Get uncertainty estimates of machine learning models — blog post
A Python package that implements various algorithms that allows machine learning practitioners to get uncertainty estimates from their machine learning models. This includes wrapping their existing models in a bootstrap wrapper, as well as implementing stand-alone models such as linear quantile regression and quantile regression trees.
Classification of scientific papers — blog post
This project aims to classify the category of scientific papers, based on the subject classification on arxiv.org. Try the live demo here:
From the ArXiv API I scraped ~1.3 million titles and abstracts, which was stored in a SQLite database. On this text corpus I trained my own FastText bigram word vectors.

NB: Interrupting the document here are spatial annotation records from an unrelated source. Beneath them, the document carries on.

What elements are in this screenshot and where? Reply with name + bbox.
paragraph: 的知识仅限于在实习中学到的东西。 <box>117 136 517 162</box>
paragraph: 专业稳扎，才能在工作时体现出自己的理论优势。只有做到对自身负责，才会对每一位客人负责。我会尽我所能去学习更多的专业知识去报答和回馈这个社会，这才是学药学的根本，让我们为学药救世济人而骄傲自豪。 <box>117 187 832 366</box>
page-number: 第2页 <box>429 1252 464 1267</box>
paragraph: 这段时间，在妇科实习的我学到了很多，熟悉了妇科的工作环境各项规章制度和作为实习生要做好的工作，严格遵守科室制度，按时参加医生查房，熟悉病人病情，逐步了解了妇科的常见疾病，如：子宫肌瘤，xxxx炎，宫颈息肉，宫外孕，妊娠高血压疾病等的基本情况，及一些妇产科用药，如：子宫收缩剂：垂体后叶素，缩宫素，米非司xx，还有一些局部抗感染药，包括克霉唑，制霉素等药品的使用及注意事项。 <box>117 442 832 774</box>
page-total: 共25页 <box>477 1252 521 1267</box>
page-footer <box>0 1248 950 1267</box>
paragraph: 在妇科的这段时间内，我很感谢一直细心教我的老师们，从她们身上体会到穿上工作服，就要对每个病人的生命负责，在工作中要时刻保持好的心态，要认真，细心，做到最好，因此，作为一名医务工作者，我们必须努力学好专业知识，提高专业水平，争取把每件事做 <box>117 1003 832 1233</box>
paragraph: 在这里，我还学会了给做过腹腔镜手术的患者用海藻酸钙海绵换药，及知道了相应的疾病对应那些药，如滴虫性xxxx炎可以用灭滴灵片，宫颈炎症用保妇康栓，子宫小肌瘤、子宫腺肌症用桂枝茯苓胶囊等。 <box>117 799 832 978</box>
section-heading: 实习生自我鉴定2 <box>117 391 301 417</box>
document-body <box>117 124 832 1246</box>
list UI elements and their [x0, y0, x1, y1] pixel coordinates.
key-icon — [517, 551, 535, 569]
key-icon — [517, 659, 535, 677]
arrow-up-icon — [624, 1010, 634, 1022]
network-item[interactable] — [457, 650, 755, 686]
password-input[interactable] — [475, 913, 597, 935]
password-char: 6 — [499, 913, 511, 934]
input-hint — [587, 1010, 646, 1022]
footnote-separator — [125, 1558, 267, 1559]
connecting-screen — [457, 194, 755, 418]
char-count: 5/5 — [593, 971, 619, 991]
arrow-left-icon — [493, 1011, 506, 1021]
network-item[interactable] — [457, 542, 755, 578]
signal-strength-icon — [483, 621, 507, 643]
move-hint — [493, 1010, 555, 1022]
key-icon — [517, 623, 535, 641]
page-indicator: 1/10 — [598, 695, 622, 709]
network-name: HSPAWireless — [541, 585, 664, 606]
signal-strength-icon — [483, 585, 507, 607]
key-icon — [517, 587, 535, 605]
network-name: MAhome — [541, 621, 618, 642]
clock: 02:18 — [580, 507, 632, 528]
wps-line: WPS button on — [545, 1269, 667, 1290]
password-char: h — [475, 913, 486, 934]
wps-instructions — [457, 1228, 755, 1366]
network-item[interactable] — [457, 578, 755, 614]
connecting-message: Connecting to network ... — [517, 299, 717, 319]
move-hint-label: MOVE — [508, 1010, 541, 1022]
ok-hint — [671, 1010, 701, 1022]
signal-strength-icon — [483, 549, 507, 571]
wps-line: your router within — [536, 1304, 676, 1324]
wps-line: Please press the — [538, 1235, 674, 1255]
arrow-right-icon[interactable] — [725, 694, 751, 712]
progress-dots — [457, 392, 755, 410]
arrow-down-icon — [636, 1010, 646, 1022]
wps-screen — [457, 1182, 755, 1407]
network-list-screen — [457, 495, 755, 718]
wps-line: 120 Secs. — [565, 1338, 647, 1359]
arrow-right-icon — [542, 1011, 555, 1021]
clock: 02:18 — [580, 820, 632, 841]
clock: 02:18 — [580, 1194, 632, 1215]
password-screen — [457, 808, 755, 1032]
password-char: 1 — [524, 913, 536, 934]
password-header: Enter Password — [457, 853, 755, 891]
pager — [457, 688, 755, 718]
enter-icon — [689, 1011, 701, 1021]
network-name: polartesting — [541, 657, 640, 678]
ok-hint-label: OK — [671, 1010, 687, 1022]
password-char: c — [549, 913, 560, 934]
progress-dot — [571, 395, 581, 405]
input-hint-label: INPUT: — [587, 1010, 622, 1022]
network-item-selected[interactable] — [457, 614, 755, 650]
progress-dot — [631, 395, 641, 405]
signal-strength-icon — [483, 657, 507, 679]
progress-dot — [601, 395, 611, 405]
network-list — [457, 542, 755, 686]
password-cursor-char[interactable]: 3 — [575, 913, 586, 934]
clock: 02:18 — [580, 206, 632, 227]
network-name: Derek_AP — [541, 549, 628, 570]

My classification model was an attention-based recurrent neural network, similar to SHA-RNN, to classify the texts into the 148 subject categories.
The subject categories can be organised in 6 different ‘master categories’, such as Mathematics and Physics, and I developed my own loss function to take this into account, so that even when the model mislabels a text then it will assign a label within the same master category. The loss function also takes class imbalance into account, both on the category- and master category level.
Every text can be assigned to multiple categories, making this a multilabel classification problem. A metric relevant to such a task is the sample-average F1 score, which computes the F1 score of the predictions associated to every sample, with the final score being the average of these F1 scores. In a multiclass scenario this would coincide with the accuracy, but with multiple labels it gives more information as it rewards the model for partial results.
The best model achieved a ~93% and ~65% validation sample-average F1 score on the master categories and all the categories, respectively. This was trained on the University of Bristol’s compute cluster BlueCrystal Phase 4 compute cluster, on a single GPU node for a day.
Build poems from text sources — blog post
Automatically build Haiku poems from a given text source. To ensure that the syllables are counted correctly a recurrent neural network has been trained to syllabise English words with a 97% accuracy. This model was trained on The Gutenberg Moby Hyphenator II dataset, consisting of ~170k hyphenated English words.
An all-purpose Pythonic genetic algorithm — blog post
A Python package which uses genetic algorithms to maximise a given function. A prime example of this is to hyperparameter optimise neural networks. See the readme for several examples and a more in-depth explanation of the algorithm.
A comparative analysis of constituencies in England and Wales
This project was a first attempt at a cluster analysis of constituencies in England and Wales based on eight different variables related to demographics, business, qualifications and amenities. A use case would be to find similar constituencies as a given location in one of these two countries. Data on constituencies and their gps coordinates are from doogal.co.uk, and all the other data are from from Office for National Statistics.
This project was the capstone project in the IBM applied data science specialisation on Coursera.